If your team is flat out but your bank account says otherwise, you’re tracking the wrong numbers. Here’s how to shift from measuring effort to measuring what actually affects your margin.
Busy Doesn’t Mean It’s Working
Your calendar’s packed. You’re in back-to-back meetings. The team’s doing their best to keep up.
But the profit isn’t showing up. That’s the warning sign.
Too many businesses are built around busyness. But motion doesn’t equal margin.
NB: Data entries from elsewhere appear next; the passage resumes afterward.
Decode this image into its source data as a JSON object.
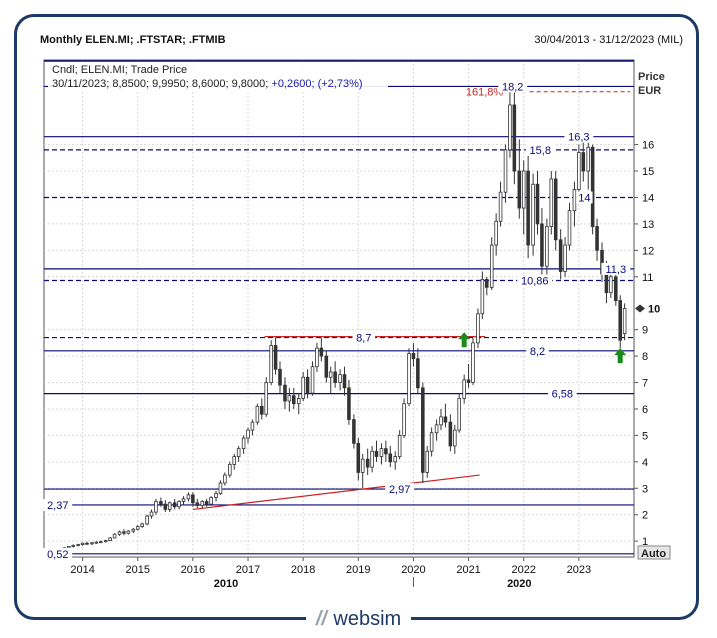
{
  "header": {
    "title": "Monthly ELEN.MI; .FTSTAR; .FTMIB",
    "date_range": "30/04/2013 - 31/12/2023 (MIL)"
  },
  "info": {
    "line1": "Cndl; ELEN.MI; Trade Price",
    "line2_prefix": "30/11/2023; 8,8500; 9,9950; 8,6000; 9,8000;",
    "line2_change": "+0,2600; (+2,73%)"
  },
  "axis": {
    "price_label": "Price",
    "currency_label": "EUR",
    "auto_label": "Auto",
    "last_price_label": "10",
    "y_ticks": [
      "1",
      "2",
      "3",
      "4",
      "5",
      "6",
      "7",
      "8",
      "9",
      "11",
      "12",
      "13",
      "14",
      "15",
      "16"
    ],
    "x_years": [
      "2014",
      "2015",
      "2016",
      "2017",
      "2018",
      "2019",
      "2020",
      "2021",
      "2022",
      "2023"
    ],
    "x_decades": [
      "2010",
      "2020"
    ]
  },
  "colors": {
    "frame": "#1d3a66",
    "level_line": "#0a0a7a",
    "fib_red": "#cc2222",
    "candle": "#333333",
    "arrow": "#1a8a1a"
  },
  "chart_data": {
    "type": "candlestick",
    "title": "Monthly ELEN.MI; .FTSTAR; .FTMIB",
    "ylabel": "Price EUR",
    "ylim": [
      0.4,
      19.2
    ],
    "xlim": [
      2013.3,
      2024.0
    ],
    "candles": [
      {
        "t": 2013.33,
        "o": 0.55,
        "h": 0.58,
        "l": 0.5,
        "c": 0.56
      },
      {
        "t": 2013.42,
        "o": 0.56,
        "h": 0.6,
        "l": 0.54,
        "c": 0.58
      },
      {
        "t": 2013.5,
        "o": 0.58,
        "h": 0.7,
        "l": 0.56,
        "c": 0.68
      },
      {
        "t": 2013.58,
        "o": 0.68,
        "h": 0.72,
        "l": 0.62,
        "c": 0.66
      },
      {
        "t": 2013.67,
        "o": 0.66,
        "h": 0.78,
        "l": 0.64,
        "c": 0.75
      },
      {
        "t": 2013.75,
        "o": 0.75,
        "h": 0.82,
        "l": 0.7,
        "c": 0.8
      },
      {
        "t": 2013.83,
        "o": 0.8,
        "h": 0.88,
        "l": 0.76,
        "c": 0.84
      },
      {
        "t": 2013.92,
        "o": 0.84,
        "h": 0.9,
        "l": 0.8,
        "c": 0.87
      },
      {
        "t": 2014.0,
        "o": 0.87,
        "h": 0.95,
        "l": 0.82,
        "c": 0.92
      },
      {
        "t": 2014.08,
        "o": 0.92,
        "h": 0.98,
        "l": 0.86,
        "c": 0.9
      },
      {
        "t": 2014.17,
        "o": 0.9,
        "h": 0.96,
        "l": 0.85,
        "c": 0.94
      },
      {
        "t": 2014.25,
        "o": 0.94,
        "h": 1.0,
        "l": 0.9,
        "c": 0.96
      },
      {
        "t": 2014.33,
        "o": 0.96,
        "h": 1.02,
        "l": 0.92,
        "c": 0.98
      },
      {
        "t": 2014.42,
        "o": 0.98,
        "h": 1.05,
        "l": 0.94,
        "c": 1.02
      },
      {
        "t": 2014.5,
        "o": 1.02,
        "h": 1.15,
        "l": 1.0,
        "c": 1.12
      },
      {
        "t": 2014.58,
        "o": 1.12,
        "h": 1.3,
        "l": 1.1,
        "c": 1.26
      },
      {
        "t": 2014.67,
        "o": 1.26,
        "h": 1.4,
        "l": 1.2,
        "c": 1.35
      },
      {
        "t": 2014.75,
        "o": 1.35,
        "h": 1.45,
        "l": 1.22,
        "c": 1.3
      },
      {
        "t": 2014.83,
        "o": 1.3,
        "h": 1.42,
        "l": 1.25,
        "c": 1.38
      },
      {
        "t": 2014.92,
        "o": 1.38,
        "h": 1.5,
        "l": 1.3,
        "c": 1.45
      },
      {
        "t": 2015.0,
        "o": 1.45,
        "h": 1.6,
        "l": 1.4,
        "c": 1.55
      },
      {
        "t": 2015.08,
        "o": 1.55,
        "h": 1.7,
        "l": 1.5,
        "c": 1.65
      },
      {
        "t": 2015.17,
        "o": 1.65,
        "h": 2.0,
        "l": 1.6,
        "c": 1.95
      },
      {
        "t": 2015.25,
        "o": 1.95,
        "h": 2.2,
        "l": 1.85,
        "c": 2.1
      },
      {
        "t": 2015.33,
        "o": 2.1,
        "h": 2.6,
        "l": 2.0,
        "c": 2.5
      },
      {
        "t": 2015.42,
        "o": 2.5,
        "h": 2.65,
        "l": 2.3,
        "c": 2.4
      },
      {
        "t": 2015.5,
        "o": 2.4,
        "h": 2.55,
        "l": 2.1,
        "c": 2.2
      },
      {
        "t": 2015.58,
        "o": 2.2,
        "h": 2.5,
        "l": 2.1,
        "c": 2.45
      },
      {
        "t": 2015.67,
        "o": 2.45,
        "h": 2.6,
        "l": 2.2,
        "c": 2.3
      },
      {
        "t": 2015.75,
        "o": 2.3,
        "h": 2.55,
        "l": 2.2,
        "c": 2.5
      },
      {
        "t": 2015.83,
        "o": 2.5,
        "h": 2.7,
        "l": 2.35,
        "c": 2.6
      },
      {
        "t": 2015.92,
        "o": 2.6,
        "h": 2.85,
        "l": 2.5,
        "c": 2.75
      },
      {
        "t": 2016.0,
        "o": 2.75,
        "h": 2.85,
        "l": 2.3,
        "c": 2.45
      },
      {
        "t": 2016.08,
        "o": 2.45,
        "h": 2.6,
        "l": 2.25,
        "c": 2.35
      },
      {
        "t": 2016.17,
        "o": 2.35,
        "h": 2.55,
        "l": 2.25,
        "c": 2.5
      },
      {
        "t": 2016.25,
        "o": 2.5,
        "h": 2.6,
        "l": 2.3,
        "c": 2.4
      },
      {
        "t": 2016.33,
        "o": 2.4,
        "h": 2.7,
        "l": 2.35,
        "c": 2.65
      },
      {
        "t": 2016.42,
        "o": 2.65,
        "h": 2.9,
        "l": 2.5,
        "c": 2.8
      },
      {
        "t": 2016.5,
        "o": 2.8,
        "h": 3.3,
        "l": 2.75,
        "c": 3.2
      },
      {
        "t": 2016.58,
        "o": 3.2,
        "h": 3.6,
        "l": 3.1,
        "c": 3.5
      },
      {
        "t": 2016.67,
        "o": 3.5,
        "h": 4.0,
        "l": 3.4,
        "c": 3.9
      },
      {
        "t": 2016.75,
        "o": 3.9,
        "h": 4.3,
        "l": 3.7,
        "c": 4.2
      },
      {
        "t": 2016.83,
        "o": 4.2,
        "h": 4.6,
        "l": 4.0,
        "c": 4.5
      },
      {
        "t": 2016.92,
        "o": 4.5,
        "h": 5.0,
        "l": 4.3,
        "c": 4.9
      },
      {
        "t": 2017.0,
        "o": 4.9,
        "h": 5.3,
        "l": 4.7,
        "c": 5.2
      },
      {
        "t": 2017.08,
        "o": 5.2,
        "h": 5.6,
        "l": 5.0,
        "c": 5.5
      },
      {
        "t": 2017.17,
        "o": 5.5,
        "h": 6.2,
        "l": 5.4,
        "c": 6.1
      },
      {
        "t": 2017.25,
        "o": 6.1,
        "h": 6.4,
        "l": 5.6,
        "c": 5.8
      },
      {
        "t": 2017.33,
        "o": 5.8,
        "h": 7.2,
        "l": 5.7,
        "c": 7.0
      },
      {
        "t": 2017.42,
        "o": 7.0,
        "h": 8.6,
        "l": 6.9,
        "c": 8.4
      },
      {
        "t": 2017.5,
        "o": 8.4,
        "h": 8.7,
        "l": 7.3,
        "c": 7.5
      },
      {
        "t": 2017.58,
        "o": 7.5,
        "h": 7.8,
        "l": 6.6,
        "c": 6.9
      },
      {
        "t": 2017.67,
        "o": 6.9,
        "h": 7.2,
        "l": 6.0,
        "c": 6.3
      },
      {
        "t": 2017.75,
        "o": 6.3,
        "h": 6.8,
        "l": 5.9,
        "c": 6.5
      },
      {
        "t": 2017.83,
        "o": 6.5,
        "h": 6.8,
        "l": 6.0,
        "c": 6.2
      },
      {
        "t": 2017.92,
        "o": 6.2,
        "h": 6.6,
        "l": 5.8,
        "c": 6.4
      },
      {
        "t": 2018.0,
        "o": 6.4,
        "h": 7.4,
        "l": 6.3,
        "c": 7.2
      },
      {
        "t": 2018.08,
        "o": 7.2,
        "h": 7.5,
        "l": 6.4,
        "c": 6.6
      },
      {
        "t": 2018.17,
        "o": 6.6,
        "h": 7.8,
        "l": 6.5,
        "c": 7.6
      },
      {
        "t": 2018.25,
        "o": 7.6,
        "h": 8.5,
        "l": 7.4,
        "c": 8.3
      },
      {
        "t": 2018.33,
        "o": 8.3,
        "h": 8.7,
        "l": 7.8,
        "c": 8.0
      },
      {
        "t": 2018.42,
        "o": 8.0,
        "h": 8.2,
        "l": 7.0,
        "c": 7.2
      },
      {
        "t": 2018.5,
        "o": 7.2,
        "h": 7.6,
        "l": 6.6,
        "c": 7.4
      },
      {
        "t": 2018.58,
        "o": 7.4,
        "h": 7.8,
        "l": 6.8,
        "c": 7.0
      },
      {
        "t": 2018.67,
        "o": 7.0,
        "h": 7.5,
        "l": 6.7,
        "c": 7.3
      },
      {
        "t": 2018.75,
        "o": 7.3,
        "h": 7.6,
        "l": 6.5,
        "c": 6.8
      },
      {
        "t": 2018.83,
        "o": 6.8,
        "h": 7.1,
        "l": 5.4,
        "c": 5.6
      },
      {
        "t": 2018.92,
        "o": 5.6,
        "h": 5.8,
        "l": 4.5,
        "c": 4.7
      },
      {
        "t": 2019.0,
        "o": 4.7,
        "h": 4.9,
        "l": 3.3,
        "c": 3.6
      },
      {
        "t": 2019.08,
        "o": 3.6,
        "h": 4.3,
        "l": 3.0,
        "c": 4.1
      },
      {
        "t": 2019.17,
        "o": 4.1,
        "h": 4.5,
        "l": 3.5,
        "c": 3.8
      },
      {
        "t": 2019.25,
        "o": 3.8,
        "h": 4.6,
        "l": 3.6,
        "c": 4.4
      },
      {
        "t": 2019.33,
        "o": 4.4,
        "h": 4.8,
        "l": 4.0,
        "c": 4.2
      },
      {
        "t": 2019.42,
        "o": 4.2,
        "h": 4.7,
        "l": 3.9,
        "c": 4.5
      },
      {
        "t": 2019.5,
        "o": 4.5,
        "h": 4.8,
        "l": 4.0,
        "c": 4.3
      },
      {
        "t": 2019.58,
        "o": 4.3,
        "h": 4.6,
        "l": 3.8,
        "c": 4.0
      },
      {
        "t": 2019.67,
        "o": 4.0,
        "h": 4.4,
        "l": 3.7,
        "c": 4.2
      },
      {
        "t": 2019.75,
        "o": 4.2,
        "h": 5.2,
        "l": 4.1,
        "c": 5.0
      },
      {
        "t": 2019.83,
        "o": 5.0,
        "h": 6.4,
        "l": 4.9,
        "c": 6.2
      },
      {
        "t": 2019.92,
        "o": 6.2,
        "h": 8.3,
        "l": 6.1,
        "c": 8.1
      },
      {
        "t": 2020.0,
        "o": 8.1,
        "h": 8.5,
        "l": 7.6,
        "c": 7.9
      },
      {
        "t": 2020.08,
        "o": 7.9,
        "h": 8.3,
        "l": 6.6,
        "c": 6.8
      },
      {
        "t": 2020.17,
        "o": 6.8,
        "h": 7.0,
        "l": 3.2,
        "c": 3.6
      },
      {
        "t": 2020.25,
        "o": 3.6,
        "h": 4.6,
        "l": 3.4,
        "c": 4.4
      },
      {
        "t": 2020.33,
        "o": 4.4,
        "h": 5.3,
        "l": 4.2,
        "c": 5.1
      },
      {
        "t": 2020.42,
        "o": 5.1,
        "h": 5.6,
        "l": 4.8,
        "c": 5.4
      },
      {
        "t": 2020.5,
        "o": 5.4,
        "h": 6.0,
        "l": 5.2,
        "c": 5.7
      },
      {
        "t": 2020.58,
        "o": 5.7,
        "h": 6.2,
        "l": 5.3,
        "c": 5.5
      },
      {
        "t": 2020.67,
        "o": 5.5,
        "h": 5.8,
        "l": 4.4,
        "c": 4.6
      },
      {
        "t": 2020.75,
        "o": 4.6,
        "h": 5.4,
        "l": 4.3,
        "c": 5.2
      },
      {
        "t": 2020.83,
        "o": 5.2,
        "h": 6.6,
        "l": 5.1,
        "c": 6.4
      },
      {
        "t": 2020.92,
        "o": 6.4,
        "h": 7.3,
        "l": 6.2,
        "c": 7.1
      },
      {
        "t": 2021.0,
        "o": 7.1,
        "h": 7.7,
        "l": 6.8,
        "c": 7.0
      },
      {
        "t": 2021.08,
        "o": 7.0,
        "h": 8.7,
        "l": 6.9,
        "c": 8.5
      },
      {
        "t": 2021.17,
        "o": 8.5,
        "h": 9.8,
        "l": 8.3,
        "c": 9.6
      },
      {
        "t": 2021.25,
        "o": 9.6,
        "h": 11.2,
        "l": 9.4,
        "c": 10.9
      },
      {
        "t": 2021.33,
        "o": 10.9,
        "h": 11.0,
        "l": 10.3,
        "c": 10.6
      },
      {
        "t": 2021.42,
        "o": 10.6,
        "h": 12.5,
        "l": 10.5,
        "c": 12.2
      },
      {
        "t": 2021.5,
        "o": 12.2,
        "h": 13.4,
        "l": 11.8,
        "c": 13.1
      },
      {
        "t": 2021.58,
        "o": 13.1,
        "h": 14.6,
        "l": 12.9,
        "c": 14.2
      },
      {
        "t": 2021.67,
        "o": 14.2,
        "h": 16.0,
        "l": 13.8,
        "c": 15.8
      },
      {
        "t": 2021.75,
        "o": 15.8,
        "h": 18.2,
        "l": 15.5,
        "c": 17.5
      },
      {
        "t": 2021.83,
        "o": 17.5,
        "h": 18.0,
        "l": 14.5,
        "c": 15.0
      },
      {
        "t": 2021.92,
        "o": 15.0,
        "h": 16.2,
        "l": 13.2,
        "c": 13.6
      },
      {
        "t": 2022.0,
        "o": 13.6,
        "h": 15.4,
        "l": 12.6,
        "c": 15.0
      },
      {
        "t": 2022.08,
        "o": 15.0,
        "h": 15.6,
        "l": 11.7,
        "c": 12.2
      },
      {
        "t": 2022.17,
        "o": 12.2,
        "h": 14.9,
        "l": 11.8,
        "c": 14.5
      },
      {
        "t": 2022.25,
        "o": 14.5,
        "h": 15.0,
        "l": 12.6,
        "c": 13.0
      },
      {
        "t": 2022.33,
        "o": 13.0,
        "h": 13.6,
        "l": 11.0,
        "c": 11.4
      },
      {
        "t": 2022.42,
        "o": 11.4,
        "h": 13.2,
        "l": 11.0,
        "c": 12.9
      },
      {
        "t": 2022.5,
        "o": 12.9,
        "h": 15.0,
        "l": 12.6,
        "c": 14.7
      },
      {
        "t": 2022.58,
        "o": 14.7,
        "h": 15.0,
        "l": 12.0,
        "c": 12.4
      },
      {
        "t": 2022.67,
        "o": 12.4,
        "h": 12.8,
        "l": 10.9,
        "c": 11.2
      },
      {
        "t": 2022.75,
        "o": 11.2,
        "h": 12.5,
        "l": 11.0,
        "c": 12.2
      },
      {
        "t": 2022.83,
        "o": 12.2,
        "h": 13.8,
        "l": 12.0,
        "c": 13.5
      },
      {
        "t": 2022.92,
        "o": 13.5,
        "h": 14.6,
        "l": 12.9,
        "c": 14.3
      },
      {
        "t": 2023.0,
        "o": 14.3,
        "h": 16.0,
        "l": 14.0,
        "c": 15.7
      },
      {
        "t": 2023.08,
        "o": 15.7,
        "h": 16.2,
        "l": 14.6,
        "c": 15.0
      },
      {
        "t": 2023.17,
        "o": 15.0,
        "h": 16.3,
        "l": 14.3,
        "c": 15.9
      },
      {
        "t": 2023.25,
        "o": 15.9,
        "h": 16.0,
        "l": 12.6,
        "c": 12.9
      },
      {
        "t": 2023.33,
        "o": 12.9,
        "h": 13.2,
        "l": 11.6,
        "c": 12.0
      },
      {
        "t": 2023.42,
        "o": 12.0,
        "h": 12.3,
        "l": 10.8,
        "c": 11.1
      },
      {
        "t": 2023.5,
        "o": 11.1,
        "h": 11.6,
        "l": 10.0,
        "c": 10.4
      },
      {
        "t": 2023.58,
        "o": 10.4,
        "h": 11.3,
        "l": 10.2,
        "c": 11.0
      },
      {
        "t": 2023.67,
        "o": 11.0,
        "h": 11.2,
        "l": 9.9,
        "c": 10.1
      },
      {
        "t": 2023.75,
        "o": 10.1,
        "h": 10.3,
        "l": 8.3,
        "c": 8.6
      },
      {
        "t": 2023.83,
        "o": 8.85,
        "h": 9.995,
        "l": 8.6,
        "c": 9.8
      }
    ],
    "solid_levels": [
      {
        "value": 18.2,
        "label": "18,2"
      },
      {
        "value": 16.3,
        "label": "16,3"
      },
      {
        "value": 11.3,
        "label": "11,3"
      },
      {
        "value": 8.2,
        "label": "8,2"
      },
      {
        "value": 6.58,
        "label": "6,58"
      },
      {
        "value": 2.97,
        "label": "2,97"
      },
      {
        "value": 2.37,
        "label": "2,37"
      },
      {
        "value": 0.52,
        "label": "0,52"
      }
    ],
    "dashed_levels": [
      {
        "value": 15.8,
        "label": "15,8"
      },
      {
        "value": 14.0,
        "label": "14"
      },
      {
        "value": 10.86,
        "label": "10,86"
      },
      {
        "value": 8.7,
        "label": "8,7"
      }
    ],
    "fib_level": {
      "value": 18.0,
      "label": "161,8%"
    },
    "resistance_line": {
      "value": 8.7,
      "t_start": 2017.3,
      "t_end": 2021.3
    },
    "trendline": {
      "t_start": 2016.0,
      "v_start": 2.2,
      "t_end": 2021.2,
      "v_end": 3.5
    },
    "arrows": [
      {
        "t": 2020.92,
        "v": 8.6
      },
      {
        "t": 2023.75,
        "v": 8.0
      }
    ],
    "last_price": 9.8
  },
  "footer": {
    "logo_text": "websim",
    "logo_mark": "//"
  }
}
Without the right numbers in front of you, it’s hard to know where the money is actually being made or lost.
What You’re Probably Tracking
Hours logged
Tasks completed
Meetings held
How ‘busy’ everyone feels
None of that tells you how profitable the work is.
What to Track Instead
1. Cost to Deliver
How much time, people, and tech does it take to complete a typical job or client project?
✅ Choose a recent project. Add up hours across roles, tool costs, and any delays. Compare that to the revenue you brought in.
2. Utilisation vs. Capacity
Are your people working on the right things—or just filling the day?
✅ Track what % of time is actually spent on revenue-related work. Admin, internal fixes, and rework don’t earn.
3. Revenue Per Head
Are you getting enough return per team member?
✅ Divide total monthly revenue by number of employees (or active hours). If the number’s flat but workload’s rising, there’s your sign.
Why It Matters
Because more movement without more margin is just more work.
This is where founders get stuck - adding more people and taking on more projects, but not improving profitability. And at some point, capacity runs out. If you don’t know which work actually makes money, you’re scaling the wrong things.
Try This Week
Review the last three jobs you did. Work out time spent vs. what you charged.
Track how much of your team’s time is going to admin or internal fixes.
Look at your profit margin per client - not just monthly revenue.
It’ll show you fast what’s working and what’s just filling time.
Final Word
Being busy is not the goal.
You’re not running a business to fill every hour - you’re running it to make a return.